No sólo has preferido a Eva Brandi antes que a mí, ¿sino que ahora además quieres impedirme que sea feliz con otro chico? ¡Eres de verdad un cabronazo!, pensaba y pensaba, mientras corría hacia el patio del instituto, donde por fin, por fin, por fin, después de aquel larguísimo verano, después de aquella maldita reunión, volvería a ver a Palomo. O, mejor dicho, a mi Gran Amor Palomo. Porque así es como empecé a llamarlo, en mi fuero interno. Y medio me dirigía a él, medio seguía despotricando de Matteo.

¿Tú y Eva, sí, y yo y Palomo, no? Matteo, Ex Amor Imposible, venga, por favor. Palomo, Amor Grande y Posible, espérame. Matteo, eres un miserable. Gran Amor Mío, Palomo: ¡lo nuestro durará para siempre! Vete al diablo, Matteo.

Hasta que lo vi aparecer por el fondo del patio.

—Hola, amor mío —le susurré al oído.

Él gruñó algo y me besó, con el trocito de lengua de costumbre. Pero yo esta vez le metí la mía entera en la boca. Y entonces él hizo lo mismo.

Y nos besamos como ONME de marca.

Una, dos, tres veces, hasta llegar a once.

Tenía un olor nuevo, Palomo: quizá sea el de una historia de amor cuando se convierte en algo serio, me dije. Pero, mirándolo bien, mi Gran y Posible Amor era nuevo de los pies a la cabeza. Fumaba un cigarrillo detrás de otro, por ejemplo. Y se había rapado al cero.

—Toca —me invitó a hacer. Le pasé la mano por la cabeza: estaba lisa como la de Lars recién nacido.

Vestía el mismo chándal naranja con el que había entrado en clase el primer día, pero debajo de la chaqueta, que se había dejado abierta, no llevaba camiseta. Su pecho parecía un felpudo de lo peludo que era: el de Matteo, en cambio, parecía el de una niña. Pobre Eva, me sonreí para mis adentros, ¿quieres apostar cuánta satisfacción más da abrazar a un novio como el mío que a uno como el tuyo?
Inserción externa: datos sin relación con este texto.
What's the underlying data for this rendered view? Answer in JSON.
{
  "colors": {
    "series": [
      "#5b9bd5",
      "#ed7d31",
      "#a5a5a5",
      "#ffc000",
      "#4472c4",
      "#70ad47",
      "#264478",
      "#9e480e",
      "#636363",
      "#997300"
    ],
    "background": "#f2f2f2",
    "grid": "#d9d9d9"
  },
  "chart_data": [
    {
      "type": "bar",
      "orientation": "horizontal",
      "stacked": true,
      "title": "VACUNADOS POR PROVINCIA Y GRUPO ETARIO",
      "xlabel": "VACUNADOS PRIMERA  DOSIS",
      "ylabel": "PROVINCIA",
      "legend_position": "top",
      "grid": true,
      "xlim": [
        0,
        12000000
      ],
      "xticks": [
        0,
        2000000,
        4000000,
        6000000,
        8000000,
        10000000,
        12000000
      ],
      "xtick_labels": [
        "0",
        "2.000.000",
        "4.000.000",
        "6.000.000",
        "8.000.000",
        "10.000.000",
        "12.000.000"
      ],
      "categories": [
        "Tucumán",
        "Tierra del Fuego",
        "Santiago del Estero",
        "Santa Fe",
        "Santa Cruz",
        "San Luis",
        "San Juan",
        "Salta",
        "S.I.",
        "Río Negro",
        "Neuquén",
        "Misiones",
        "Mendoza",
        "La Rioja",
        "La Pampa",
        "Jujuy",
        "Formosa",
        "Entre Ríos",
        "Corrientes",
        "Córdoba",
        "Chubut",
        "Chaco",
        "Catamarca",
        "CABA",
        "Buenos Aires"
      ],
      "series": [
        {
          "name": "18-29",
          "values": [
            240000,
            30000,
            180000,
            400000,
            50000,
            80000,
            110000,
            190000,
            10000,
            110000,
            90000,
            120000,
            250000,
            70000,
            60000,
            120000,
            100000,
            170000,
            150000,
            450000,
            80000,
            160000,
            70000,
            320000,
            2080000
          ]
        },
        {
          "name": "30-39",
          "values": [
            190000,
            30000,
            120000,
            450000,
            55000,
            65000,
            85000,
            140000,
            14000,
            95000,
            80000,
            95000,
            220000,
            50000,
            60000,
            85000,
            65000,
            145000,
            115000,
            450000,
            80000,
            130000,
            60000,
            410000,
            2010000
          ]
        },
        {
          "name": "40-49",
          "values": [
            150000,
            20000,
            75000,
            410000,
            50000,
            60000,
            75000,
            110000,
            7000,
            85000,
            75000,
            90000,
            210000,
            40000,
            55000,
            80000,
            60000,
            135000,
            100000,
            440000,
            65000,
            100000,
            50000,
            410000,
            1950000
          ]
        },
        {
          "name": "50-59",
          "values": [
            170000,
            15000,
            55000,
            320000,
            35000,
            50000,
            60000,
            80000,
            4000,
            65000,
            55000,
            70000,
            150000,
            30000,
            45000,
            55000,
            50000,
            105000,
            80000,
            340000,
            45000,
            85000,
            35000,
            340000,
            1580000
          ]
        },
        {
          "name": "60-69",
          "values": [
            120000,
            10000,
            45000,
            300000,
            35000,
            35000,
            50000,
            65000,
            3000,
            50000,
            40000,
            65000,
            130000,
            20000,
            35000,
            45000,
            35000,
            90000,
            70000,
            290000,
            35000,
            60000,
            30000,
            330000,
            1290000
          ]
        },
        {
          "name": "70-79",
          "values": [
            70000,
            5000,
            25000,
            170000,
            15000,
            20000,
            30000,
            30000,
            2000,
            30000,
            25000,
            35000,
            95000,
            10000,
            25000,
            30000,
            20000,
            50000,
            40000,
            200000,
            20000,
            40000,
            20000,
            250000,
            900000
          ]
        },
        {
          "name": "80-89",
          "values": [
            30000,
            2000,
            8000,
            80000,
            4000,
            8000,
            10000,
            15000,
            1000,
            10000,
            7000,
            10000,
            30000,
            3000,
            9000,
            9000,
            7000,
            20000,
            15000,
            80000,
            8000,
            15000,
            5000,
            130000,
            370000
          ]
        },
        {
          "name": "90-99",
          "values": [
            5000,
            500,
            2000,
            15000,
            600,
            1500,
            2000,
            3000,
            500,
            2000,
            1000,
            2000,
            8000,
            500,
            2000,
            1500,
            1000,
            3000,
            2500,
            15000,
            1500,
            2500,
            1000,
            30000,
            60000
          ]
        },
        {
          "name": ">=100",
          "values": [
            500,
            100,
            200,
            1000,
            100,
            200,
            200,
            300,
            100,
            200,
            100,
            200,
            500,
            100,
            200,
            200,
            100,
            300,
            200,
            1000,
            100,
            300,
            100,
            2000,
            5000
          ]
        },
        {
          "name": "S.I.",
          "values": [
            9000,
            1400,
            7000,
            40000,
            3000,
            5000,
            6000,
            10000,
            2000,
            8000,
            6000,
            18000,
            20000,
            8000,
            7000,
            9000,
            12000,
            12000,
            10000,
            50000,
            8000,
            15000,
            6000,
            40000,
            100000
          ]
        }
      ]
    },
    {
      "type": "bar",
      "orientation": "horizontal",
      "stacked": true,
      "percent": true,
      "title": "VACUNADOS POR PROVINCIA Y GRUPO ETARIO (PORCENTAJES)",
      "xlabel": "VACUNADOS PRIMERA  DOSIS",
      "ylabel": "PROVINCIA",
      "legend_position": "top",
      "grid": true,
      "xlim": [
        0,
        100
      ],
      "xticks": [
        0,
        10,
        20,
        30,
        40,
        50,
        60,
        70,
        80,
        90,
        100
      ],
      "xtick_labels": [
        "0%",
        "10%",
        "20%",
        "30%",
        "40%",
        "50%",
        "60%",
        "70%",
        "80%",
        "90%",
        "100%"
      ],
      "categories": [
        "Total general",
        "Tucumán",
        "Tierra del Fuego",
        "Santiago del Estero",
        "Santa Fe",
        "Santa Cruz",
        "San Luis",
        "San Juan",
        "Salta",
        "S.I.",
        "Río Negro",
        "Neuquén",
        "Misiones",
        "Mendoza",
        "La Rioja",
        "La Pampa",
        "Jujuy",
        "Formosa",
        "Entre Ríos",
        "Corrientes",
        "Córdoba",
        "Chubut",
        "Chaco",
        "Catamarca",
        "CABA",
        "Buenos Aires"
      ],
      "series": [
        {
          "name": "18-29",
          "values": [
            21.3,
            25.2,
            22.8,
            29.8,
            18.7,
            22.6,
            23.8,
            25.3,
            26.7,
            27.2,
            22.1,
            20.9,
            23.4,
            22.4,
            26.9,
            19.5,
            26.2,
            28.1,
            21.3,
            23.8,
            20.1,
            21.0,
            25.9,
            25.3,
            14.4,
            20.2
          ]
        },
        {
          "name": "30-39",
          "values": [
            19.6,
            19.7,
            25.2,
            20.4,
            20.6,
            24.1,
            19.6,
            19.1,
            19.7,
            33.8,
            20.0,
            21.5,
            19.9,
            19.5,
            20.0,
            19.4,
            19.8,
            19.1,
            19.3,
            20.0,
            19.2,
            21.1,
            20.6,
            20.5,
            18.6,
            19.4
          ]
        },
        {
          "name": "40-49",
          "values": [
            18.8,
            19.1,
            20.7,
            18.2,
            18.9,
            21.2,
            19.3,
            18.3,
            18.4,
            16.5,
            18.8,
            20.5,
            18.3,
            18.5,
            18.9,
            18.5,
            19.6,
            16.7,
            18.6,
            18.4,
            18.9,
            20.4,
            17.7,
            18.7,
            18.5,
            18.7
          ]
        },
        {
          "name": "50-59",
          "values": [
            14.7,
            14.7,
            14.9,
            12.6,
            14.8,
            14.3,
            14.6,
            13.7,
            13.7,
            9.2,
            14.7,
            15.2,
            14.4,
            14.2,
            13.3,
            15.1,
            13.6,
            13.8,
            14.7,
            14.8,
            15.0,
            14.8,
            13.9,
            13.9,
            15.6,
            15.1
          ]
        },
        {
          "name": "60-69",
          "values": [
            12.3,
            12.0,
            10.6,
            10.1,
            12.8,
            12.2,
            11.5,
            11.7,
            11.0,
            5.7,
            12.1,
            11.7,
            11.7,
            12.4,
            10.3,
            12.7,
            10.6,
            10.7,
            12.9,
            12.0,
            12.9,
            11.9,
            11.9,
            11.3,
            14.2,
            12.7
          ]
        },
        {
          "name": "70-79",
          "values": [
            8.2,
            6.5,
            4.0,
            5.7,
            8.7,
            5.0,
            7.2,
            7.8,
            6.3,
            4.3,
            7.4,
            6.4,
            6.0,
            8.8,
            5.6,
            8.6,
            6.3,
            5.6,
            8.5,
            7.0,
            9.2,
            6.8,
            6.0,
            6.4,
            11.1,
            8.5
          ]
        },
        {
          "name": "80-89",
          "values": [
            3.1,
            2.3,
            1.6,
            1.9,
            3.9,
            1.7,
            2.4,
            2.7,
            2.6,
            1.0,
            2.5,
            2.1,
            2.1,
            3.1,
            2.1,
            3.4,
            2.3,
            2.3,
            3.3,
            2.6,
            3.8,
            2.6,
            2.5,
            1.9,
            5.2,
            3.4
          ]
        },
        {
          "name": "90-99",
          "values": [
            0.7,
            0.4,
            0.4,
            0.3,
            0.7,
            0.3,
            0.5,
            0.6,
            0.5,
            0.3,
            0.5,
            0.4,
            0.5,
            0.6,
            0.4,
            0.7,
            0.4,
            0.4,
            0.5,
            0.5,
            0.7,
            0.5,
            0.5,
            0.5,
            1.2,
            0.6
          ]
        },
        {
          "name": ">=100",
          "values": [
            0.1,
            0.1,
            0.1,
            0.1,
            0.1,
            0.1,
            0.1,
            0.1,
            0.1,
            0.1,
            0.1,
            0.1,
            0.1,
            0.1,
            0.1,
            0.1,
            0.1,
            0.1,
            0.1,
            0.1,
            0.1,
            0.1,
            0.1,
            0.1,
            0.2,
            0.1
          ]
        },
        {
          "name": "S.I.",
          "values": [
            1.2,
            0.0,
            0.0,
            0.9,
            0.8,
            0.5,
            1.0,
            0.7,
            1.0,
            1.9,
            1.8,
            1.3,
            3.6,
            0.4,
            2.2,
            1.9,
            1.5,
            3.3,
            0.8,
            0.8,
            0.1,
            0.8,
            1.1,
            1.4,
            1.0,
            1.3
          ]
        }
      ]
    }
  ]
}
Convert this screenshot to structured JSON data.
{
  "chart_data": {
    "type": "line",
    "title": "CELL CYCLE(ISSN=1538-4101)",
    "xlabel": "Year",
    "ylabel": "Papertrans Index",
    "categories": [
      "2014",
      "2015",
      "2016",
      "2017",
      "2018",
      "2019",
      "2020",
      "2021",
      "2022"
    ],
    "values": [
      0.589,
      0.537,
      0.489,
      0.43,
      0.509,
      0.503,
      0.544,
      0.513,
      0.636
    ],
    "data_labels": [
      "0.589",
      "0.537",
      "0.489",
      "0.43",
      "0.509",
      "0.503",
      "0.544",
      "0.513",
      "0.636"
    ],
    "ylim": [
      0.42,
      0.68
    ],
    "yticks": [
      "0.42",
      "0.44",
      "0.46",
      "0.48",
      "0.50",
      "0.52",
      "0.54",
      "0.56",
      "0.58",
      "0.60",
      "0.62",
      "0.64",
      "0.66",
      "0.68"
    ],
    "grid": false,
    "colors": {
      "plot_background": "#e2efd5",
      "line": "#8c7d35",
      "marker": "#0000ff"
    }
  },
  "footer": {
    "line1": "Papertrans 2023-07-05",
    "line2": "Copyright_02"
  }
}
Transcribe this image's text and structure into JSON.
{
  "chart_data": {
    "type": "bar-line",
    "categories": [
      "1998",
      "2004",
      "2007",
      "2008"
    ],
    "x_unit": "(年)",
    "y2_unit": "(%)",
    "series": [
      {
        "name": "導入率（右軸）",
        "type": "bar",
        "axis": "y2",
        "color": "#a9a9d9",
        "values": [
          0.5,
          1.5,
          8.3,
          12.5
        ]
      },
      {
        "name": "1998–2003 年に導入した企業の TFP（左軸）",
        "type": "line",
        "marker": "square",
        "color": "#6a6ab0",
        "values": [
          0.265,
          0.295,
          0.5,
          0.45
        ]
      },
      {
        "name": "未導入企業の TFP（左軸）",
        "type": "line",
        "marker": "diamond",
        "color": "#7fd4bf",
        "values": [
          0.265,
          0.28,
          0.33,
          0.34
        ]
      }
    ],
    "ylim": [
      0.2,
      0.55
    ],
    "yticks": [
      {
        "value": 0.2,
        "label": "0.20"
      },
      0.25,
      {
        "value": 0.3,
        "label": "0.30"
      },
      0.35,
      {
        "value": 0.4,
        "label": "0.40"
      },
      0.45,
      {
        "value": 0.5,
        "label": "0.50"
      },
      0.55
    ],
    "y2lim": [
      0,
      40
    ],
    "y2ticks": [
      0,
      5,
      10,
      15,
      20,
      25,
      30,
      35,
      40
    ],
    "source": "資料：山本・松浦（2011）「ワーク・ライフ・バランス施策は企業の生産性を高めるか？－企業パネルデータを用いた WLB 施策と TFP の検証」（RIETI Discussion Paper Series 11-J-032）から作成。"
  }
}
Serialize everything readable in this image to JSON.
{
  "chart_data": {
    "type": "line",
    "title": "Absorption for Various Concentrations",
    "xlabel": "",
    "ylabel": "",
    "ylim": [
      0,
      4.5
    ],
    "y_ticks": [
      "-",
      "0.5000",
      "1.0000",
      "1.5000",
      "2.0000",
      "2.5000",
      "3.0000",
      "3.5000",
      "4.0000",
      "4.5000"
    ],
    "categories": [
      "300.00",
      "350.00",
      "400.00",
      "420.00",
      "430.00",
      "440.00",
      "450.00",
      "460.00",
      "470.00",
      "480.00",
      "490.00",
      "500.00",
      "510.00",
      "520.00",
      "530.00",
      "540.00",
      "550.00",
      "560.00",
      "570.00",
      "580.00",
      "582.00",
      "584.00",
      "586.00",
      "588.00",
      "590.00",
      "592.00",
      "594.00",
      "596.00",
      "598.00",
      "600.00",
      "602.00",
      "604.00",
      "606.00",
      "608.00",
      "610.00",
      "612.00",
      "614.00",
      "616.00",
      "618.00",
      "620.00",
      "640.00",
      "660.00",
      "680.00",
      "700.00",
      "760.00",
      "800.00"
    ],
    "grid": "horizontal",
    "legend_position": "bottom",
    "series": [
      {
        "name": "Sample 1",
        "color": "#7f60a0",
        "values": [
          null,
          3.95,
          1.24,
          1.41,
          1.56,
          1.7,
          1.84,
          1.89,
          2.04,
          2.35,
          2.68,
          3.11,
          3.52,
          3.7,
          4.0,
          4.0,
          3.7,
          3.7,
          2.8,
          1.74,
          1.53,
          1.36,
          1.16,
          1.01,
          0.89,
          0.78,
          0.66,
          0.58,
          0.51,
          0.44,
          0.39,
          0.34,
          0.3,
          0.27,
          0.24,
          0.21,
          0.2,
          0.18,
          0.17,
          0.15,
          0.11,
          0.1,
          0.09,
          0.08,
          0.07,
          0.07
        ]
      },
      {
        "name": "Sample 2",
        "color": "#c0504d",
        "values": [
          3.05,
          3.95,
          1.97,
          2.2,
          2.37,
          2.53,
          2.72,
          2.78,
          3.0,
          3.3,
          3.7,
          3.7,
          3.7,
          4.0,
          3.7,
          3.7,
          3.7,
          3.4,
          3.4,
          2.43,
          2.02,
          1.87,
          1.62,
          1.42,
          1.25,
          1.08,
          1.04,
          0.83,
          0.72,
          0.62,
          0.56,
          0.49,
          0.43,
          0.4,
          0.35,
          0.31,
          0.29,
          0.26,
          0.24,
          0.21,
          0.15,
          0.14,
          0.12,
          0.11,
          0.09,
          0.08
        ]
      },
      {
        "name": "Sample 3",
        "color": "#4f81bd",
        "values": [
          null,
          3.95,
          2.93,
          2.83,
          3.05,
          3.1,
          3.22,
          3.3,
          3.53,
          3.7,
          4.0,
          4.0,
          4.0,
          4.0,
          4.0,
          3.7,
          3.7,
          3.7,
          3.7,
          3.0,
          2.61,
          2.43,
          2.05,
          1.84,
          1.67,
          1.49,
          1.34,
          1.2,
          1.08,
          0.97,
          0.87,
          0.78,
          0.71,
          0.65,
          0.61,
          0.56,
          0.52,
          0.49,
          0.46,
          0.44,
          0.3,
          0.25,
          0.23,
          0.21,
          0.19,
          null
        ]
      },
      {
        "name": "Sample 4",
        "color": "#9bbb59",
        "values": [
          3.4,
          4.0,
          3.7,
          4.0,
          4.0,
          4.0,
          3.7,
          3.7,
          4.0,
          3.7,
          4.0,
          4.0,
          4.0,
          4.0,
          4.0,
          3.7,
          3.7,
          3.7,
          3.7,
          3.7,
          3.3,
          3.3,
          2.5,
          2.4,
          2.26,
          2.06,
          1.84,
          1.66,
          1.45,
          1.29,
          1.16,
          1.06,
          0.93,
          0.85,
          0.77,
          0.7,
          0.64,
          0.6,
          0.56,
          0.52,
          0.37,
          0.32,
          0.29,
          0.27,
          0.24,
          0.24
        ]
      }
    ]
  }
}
De su cuello colgaba además una cadenita de oro. Jugueteé un poco con ella.

—¡Qué bonita! —le dije. Él, sin pestañear siquiera, se la quitó y me la puso. Luego se la volvió a poner.

—Es algo importante —subrayó: ahora que lo pienso, seguramente se refería a la cadenita, pero yo entonces creí que se refería al gesto de habérmela probado a mí.

Entonces, repanchingado en la verja del instituto, empezó a contarme su verano. De los dos o tres mensajes que me había mandado mientras estaba en la Patagonia no había entendido gran cosa de cómo lo estaba pasando. Me escribía cosas como «Hola», o «Qué coñazo», o «Hace calor»: vamos que, por así decirlo, gruñía también por sms.

Pero ahora que volvíamos a estar juntos, había un mundo de cosas de qué hablar.

La primera y fundamental novedad era que Palomo había empezado a trabajar en el bar de su padre.